Polarization multiplexing has been in practical use as another technique to achieve large-capacity transmission. In polarization multiplexing, two optical signals are transmitted using a pair of orthogonal polarizations (x-polarization and y-polarization). Therefore, polarization multiplexing transmission can double transmission capacity compared to single-polarization transmission. Generally, in polarization multiplexing transmission, it is preferable that optical signals in different polarization channels have the same optical power.
An optical transmission line, however, has polarization dependent loss (PDL). If polarization multiplexed optical signals are transmitted via a transmission line that has polarization dependent loss, the optical signals in an x-polarization channel and a y-polarization channel will suffer different losses. That is, in an optical transmission line that has polarization dependent loss, an optical power difference arises between the polarization channels. In this case, the characteristics of the optical signals (in particular, optical signal-to-noise ratio, OSNR) differ between the polarization channels.
Configurations taking this problem into consideration have been proposed. As one example, a configuration (e.g., Japanese Laid-Open Patent Publication No. 2009-89194) is proposed that varies the allocation of data (bits) to the polarization channels so that each bit of the channel to be transmitted by x-polarization and each bit of the channel to be transmitted by y-polarization in the case of normal allocation are switched around in a required ratio. As another example, a configuration (e.g., Japanese Laid-Open Patent Publication No. 2010-109705) is proposed that implements polarization scrambling of transmitted signal light by digital signal processing.
According to the above proposed configurations, even if there is polarization dependent loss, degradations in the polarization channels are equalized with respect to the time axis to reduce differences in average bit error rate between the polarization channels. These configurations, however, do not reduce the difference in OSNR between the polarizations and therefore cannot sufficiently improve transmission characteristics.

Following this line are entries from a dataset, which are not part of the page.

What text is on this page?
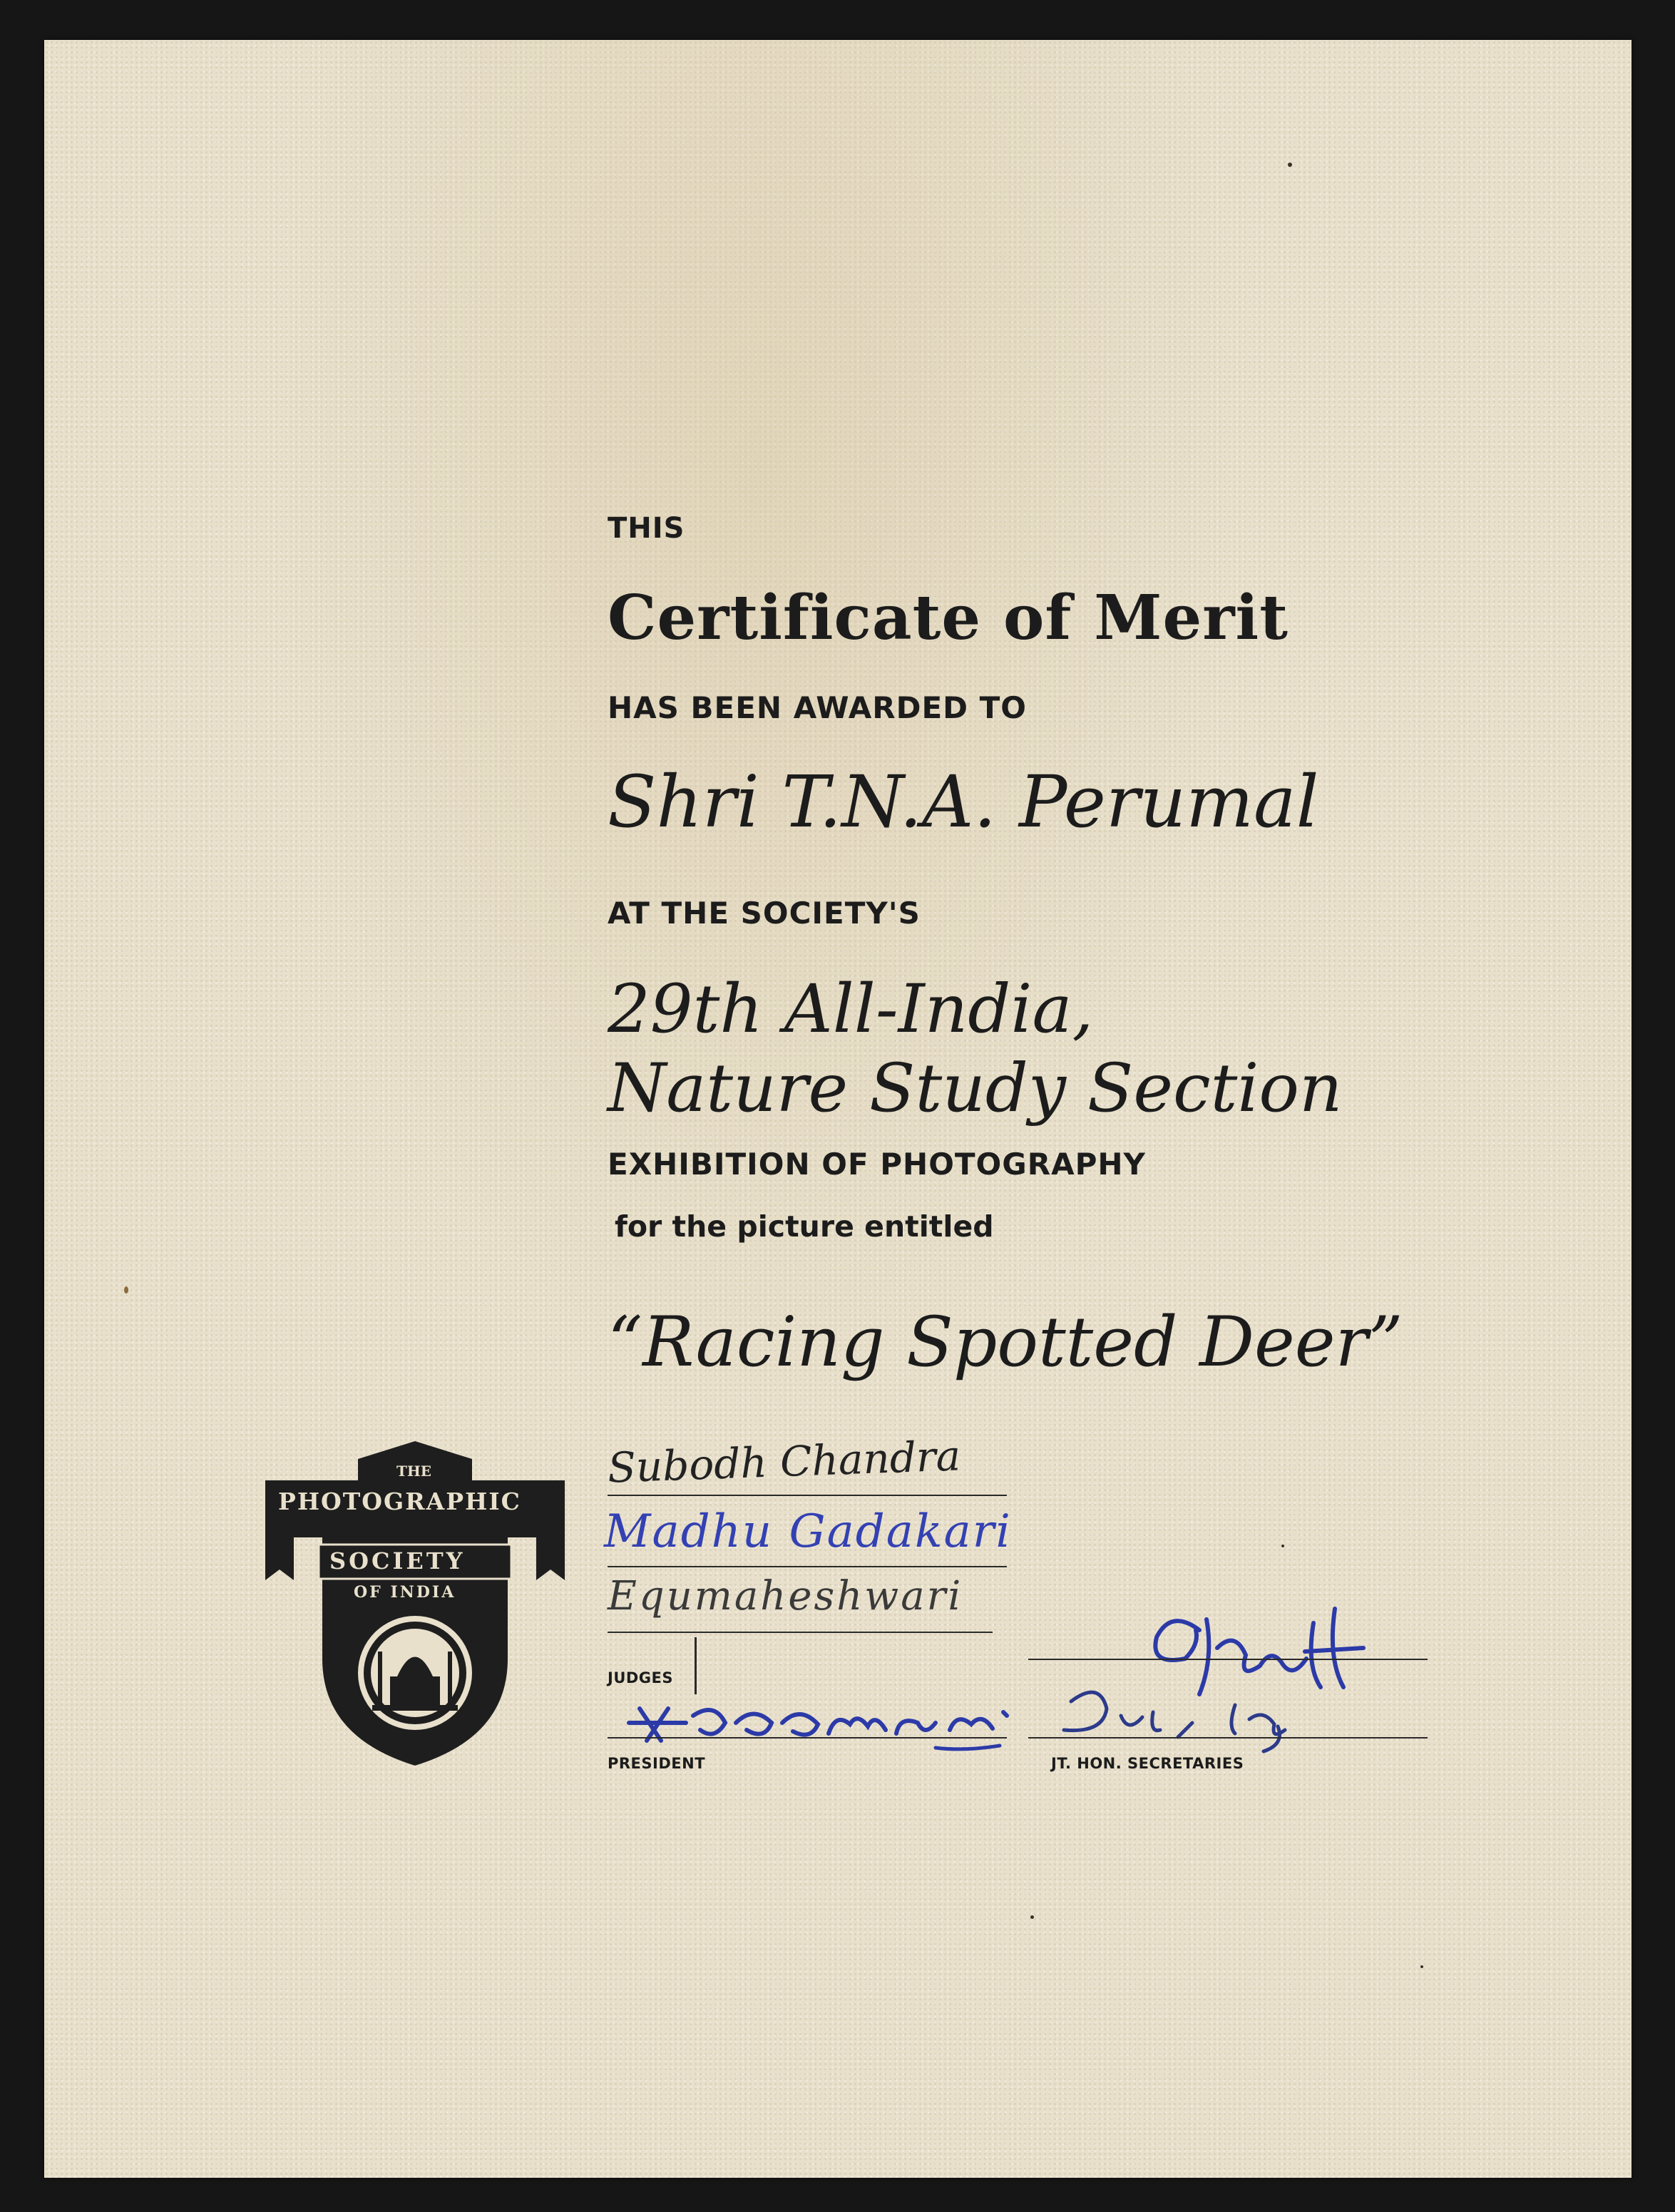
THIS
Certificate of Merit
HAS BEEN AWARDED TO
Shri T.N.A. Perumal
AT THE SOCIETY'S
29th All-India,
Nature Study Section
EXHIBITION OF PHOTOGRAPHY
for the picture entitled
“Racing Spotted Deer”
THE
PHOTOGRAPHIC
SOCIETY
OF INDIA
Subodh Chandra
Madhu Gadakari
Equmaheshwari
JUDGES
JT. HON. SECRETARIES
PRESIDENT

Meanwhile, using digital signal processing enables compensating for the waveform distortions of optical signals. Therefore, chromatic dispersion and/or polarization mode dispersion may be compensated for by digital signal processing. However, since polarization dependent loss causes degradation of OSNR, it is difficult to compensate for the degradation of transmission characteristics due to polarization dependent loss even if digital signal processing is used for an optical receiver.